DEI, which makes use of extremely bright beams of x-rays available at synchrotron sources such as Brookhaven’s National Synchrotron Light Source, is used to visualize not only bone, but also soft tissue in a way that is not possible using standard x-rays. In contrast to conventional sources, synchrotron x-ray beams are thousands of times more intense and extremely concentrated into a narrow beam. The result is typically a lower x-ray dose with a higher image quality.

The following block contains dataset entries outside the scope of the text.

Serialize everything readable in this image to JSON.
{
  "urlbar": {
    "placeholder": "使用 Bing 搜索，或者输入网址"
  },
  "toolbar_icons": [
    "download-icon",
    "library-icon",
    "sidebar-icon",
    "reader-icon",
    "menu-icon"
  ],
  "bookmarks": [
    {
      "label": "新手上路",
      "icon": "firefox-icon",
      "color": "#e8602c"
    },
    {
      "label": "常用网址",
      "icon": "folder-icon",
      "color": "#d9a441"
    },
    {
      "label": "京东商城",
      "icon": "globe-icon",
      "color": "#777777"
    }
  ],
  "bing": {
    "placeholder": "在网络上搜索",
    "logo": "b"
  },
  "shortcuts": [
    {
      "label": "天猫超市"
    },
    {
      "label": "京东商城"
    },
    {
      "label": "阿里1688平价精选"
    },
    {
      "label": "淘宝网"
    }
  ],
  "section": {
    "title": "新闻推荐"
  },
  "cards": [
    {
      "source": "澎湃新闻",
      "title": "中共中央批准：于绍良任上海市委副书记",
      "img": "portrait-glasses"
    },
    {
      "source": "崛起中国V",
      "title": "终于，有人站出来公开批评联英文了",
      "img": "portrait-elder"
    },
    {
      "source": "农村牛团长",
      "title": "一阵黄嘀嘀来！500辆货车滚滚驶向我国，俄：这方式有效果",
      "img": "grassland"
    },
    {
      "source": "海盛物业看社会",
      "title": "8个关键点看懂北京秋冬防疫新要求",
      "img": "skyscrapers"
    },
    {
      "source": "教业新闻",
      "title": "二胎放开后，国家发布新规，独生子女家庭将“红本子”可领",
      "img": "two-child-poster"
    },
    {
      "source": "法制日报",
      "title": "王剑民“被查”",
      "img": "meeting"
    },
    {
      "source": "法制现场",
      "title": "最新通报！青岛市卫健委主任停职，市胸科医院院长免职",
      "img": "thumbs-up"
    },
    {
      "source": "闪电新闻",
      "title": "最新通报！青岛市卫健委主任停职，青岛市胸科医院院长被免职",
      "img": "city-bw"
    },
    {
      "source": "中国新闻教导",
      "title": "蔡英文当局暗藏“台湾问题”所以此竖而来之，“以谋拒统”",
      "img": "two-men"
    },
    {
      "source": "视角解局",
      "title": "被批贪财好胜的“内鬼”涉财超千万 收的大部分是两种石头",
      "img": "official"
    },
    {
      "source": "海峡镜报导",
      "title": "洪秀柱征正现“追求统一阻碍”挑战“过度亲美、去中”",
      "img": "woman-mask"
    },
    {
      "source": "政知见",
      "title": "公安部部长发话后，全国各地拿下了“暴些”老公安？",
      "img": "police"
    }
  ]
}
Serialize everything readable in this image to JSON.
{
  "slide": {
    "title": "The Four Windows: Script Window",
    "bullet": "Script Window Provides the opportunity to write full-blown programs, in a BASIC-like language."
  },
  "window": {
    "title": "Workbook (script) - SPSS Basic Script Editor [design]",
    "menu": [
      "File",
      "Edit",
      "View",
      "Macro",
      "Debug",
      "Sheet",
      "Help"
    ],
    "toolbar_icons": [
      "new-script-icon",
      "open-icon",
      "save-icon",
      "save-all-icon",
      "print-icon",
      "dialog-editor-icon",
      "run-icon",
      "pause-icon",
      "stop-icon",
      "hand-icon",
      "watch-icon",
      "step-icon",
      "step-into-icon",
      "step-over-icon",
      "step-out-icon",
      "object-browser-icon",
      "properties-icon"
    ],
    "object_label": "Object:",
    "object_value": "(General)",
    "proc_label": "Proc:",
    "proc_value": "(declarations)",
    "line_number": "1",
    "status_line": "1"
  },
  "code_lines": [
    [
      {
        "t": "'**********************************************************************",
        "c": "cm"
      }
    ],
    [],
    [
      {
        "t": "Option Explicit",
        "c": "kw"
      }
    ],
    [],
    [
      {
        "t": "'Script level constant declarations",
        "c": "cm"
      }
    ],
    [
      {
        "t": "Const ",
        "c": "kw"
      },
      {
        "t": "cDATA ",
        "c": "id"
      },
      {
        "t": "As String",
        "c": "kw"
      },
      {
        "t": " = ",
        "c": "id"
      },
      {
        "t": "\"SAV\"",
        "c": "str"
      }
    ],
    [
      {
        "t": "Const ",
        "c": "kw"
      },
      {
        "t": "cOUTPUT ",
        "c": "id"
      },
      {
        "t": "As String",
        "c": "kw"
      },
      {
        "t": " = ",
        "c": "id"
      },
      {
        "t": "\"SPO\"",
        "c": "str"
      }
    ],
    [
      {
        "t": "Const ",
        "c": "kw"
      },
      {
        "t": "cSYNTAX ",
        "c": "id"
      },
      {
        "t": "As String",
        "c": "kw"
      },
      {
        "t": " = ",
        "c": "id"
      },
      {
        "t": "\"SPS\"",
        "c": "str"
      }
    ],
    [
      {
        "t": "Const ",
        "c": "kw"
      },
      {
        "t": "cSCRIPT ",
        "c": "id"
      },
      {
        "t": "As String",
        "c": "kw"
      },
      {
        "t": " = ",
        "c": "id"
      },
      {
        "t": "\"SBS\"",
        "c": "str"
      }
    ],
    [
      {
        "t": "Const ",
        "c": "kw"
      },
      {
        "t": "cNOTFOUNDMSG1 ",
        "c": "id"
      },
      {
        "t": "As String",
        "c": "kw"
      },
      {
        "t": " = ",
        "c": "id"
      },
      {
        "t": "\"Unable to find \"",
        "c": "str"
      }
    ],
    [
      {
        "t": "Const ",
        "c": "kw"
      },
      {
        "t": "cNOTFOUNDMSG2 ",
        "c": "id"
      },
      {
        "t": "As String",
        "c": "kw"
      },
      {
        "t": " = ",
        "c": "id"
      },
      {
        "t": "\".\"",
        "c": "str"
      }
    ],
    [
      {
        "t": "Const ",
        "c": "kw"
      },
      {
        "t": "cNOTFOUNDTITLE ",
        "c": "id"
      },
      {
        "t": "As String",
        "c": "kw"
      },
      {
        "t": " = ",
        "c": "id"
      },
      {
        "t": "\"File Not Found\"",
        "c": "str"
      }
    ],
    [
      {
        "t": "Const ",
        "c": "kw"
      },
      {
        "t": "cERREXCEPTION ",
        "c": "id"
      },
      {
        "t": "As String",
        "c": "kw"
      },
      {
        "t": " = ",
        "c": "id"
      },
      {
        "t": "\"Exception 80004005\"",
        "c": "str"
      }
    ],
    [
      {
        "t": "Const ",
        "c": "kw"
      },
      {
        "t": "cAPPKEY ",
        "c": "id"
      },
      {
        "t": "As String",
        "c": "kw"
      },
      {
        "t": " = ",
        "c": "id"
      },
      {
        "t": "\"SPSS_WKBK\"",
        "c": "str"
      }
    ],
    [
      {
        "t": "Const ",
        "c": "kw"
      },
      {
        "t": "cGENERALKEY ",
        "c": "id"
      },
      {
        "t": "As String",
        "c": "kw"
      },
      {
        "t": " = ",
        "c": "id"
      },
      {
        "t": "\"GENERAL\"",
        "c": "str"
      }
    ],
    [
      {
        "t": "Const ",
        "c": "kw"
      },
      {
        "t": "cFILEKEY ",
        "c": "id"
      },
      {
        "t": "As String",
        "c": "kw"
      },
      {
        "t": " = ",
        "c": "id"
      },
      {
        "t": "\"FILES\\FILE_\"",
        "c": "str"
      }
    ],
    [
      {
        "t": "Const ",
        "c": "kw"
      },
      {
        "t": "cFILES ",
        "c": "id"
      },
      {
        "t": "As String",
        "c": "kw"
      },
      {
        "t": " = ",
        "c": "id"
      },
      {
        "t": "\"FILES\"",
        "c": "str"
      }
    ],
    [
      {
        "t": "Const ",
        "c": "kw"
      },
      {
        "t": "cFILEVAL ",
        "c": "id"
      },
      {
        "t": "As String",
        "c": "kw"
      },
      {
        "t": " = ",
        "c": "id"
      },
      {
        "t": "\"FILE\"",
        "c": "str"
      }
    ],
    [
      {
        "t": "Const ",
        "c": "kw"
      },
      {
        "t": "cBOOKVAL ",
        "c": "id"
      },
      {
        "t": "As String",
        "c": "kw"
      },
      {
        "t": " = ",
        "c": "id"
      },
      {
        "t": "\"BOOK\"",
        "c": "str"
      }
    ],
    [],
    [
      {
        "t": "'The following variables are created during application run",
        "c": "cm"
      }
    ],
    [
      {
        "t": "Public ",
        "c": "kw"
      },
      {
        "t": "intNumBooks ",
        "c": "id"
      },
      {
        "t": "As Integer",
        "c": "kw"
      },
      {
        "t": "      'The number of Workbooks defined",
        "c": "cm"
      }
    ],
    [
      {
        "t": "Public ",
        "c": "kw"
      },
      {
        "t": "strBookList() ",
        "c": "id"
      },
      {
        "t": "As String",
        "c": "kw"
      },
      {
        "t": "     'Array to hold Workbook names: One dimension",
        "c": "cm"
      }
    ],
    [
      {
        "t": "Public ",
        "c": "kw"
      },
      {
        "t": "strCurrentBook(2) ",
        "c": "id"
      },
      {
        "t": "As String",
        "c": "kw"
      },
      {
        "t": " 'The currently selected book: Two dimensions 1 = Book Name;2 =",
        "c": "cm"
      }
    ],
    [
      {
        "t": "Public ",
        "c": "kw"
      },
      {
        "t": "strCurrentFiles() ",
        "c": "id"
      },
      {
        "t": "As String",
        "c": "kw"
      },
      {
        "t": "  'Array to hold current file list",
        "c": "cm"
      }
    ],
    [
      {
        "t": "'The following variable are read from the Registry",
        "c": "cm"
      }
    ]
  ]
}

In their study study, researchers from Brookhaven and Stony Brook University used DEI in a high-resolution mode called micro-computed tomography to visualize individual plaques in a mouse-brain model of Alzheimer’s disease. The results not only revealed detailed images of the plaques, but also proved that DEI can be used on whole brains to visualize a wide range of anatomical structures without the use of a contrast agent. The images are similar to those produced by high-resolution magnetic resonance imaging (MRI), with the potential to even exceed MRI pictures in resolution.
Although the radiation dose used for the study is too high to safely image individual plaques in humans, it did show that images could be produced from live animal brains to learn how the plaques grow. The ultimate goal for the researchers is to find a way to develop a safe imaging technique for humans.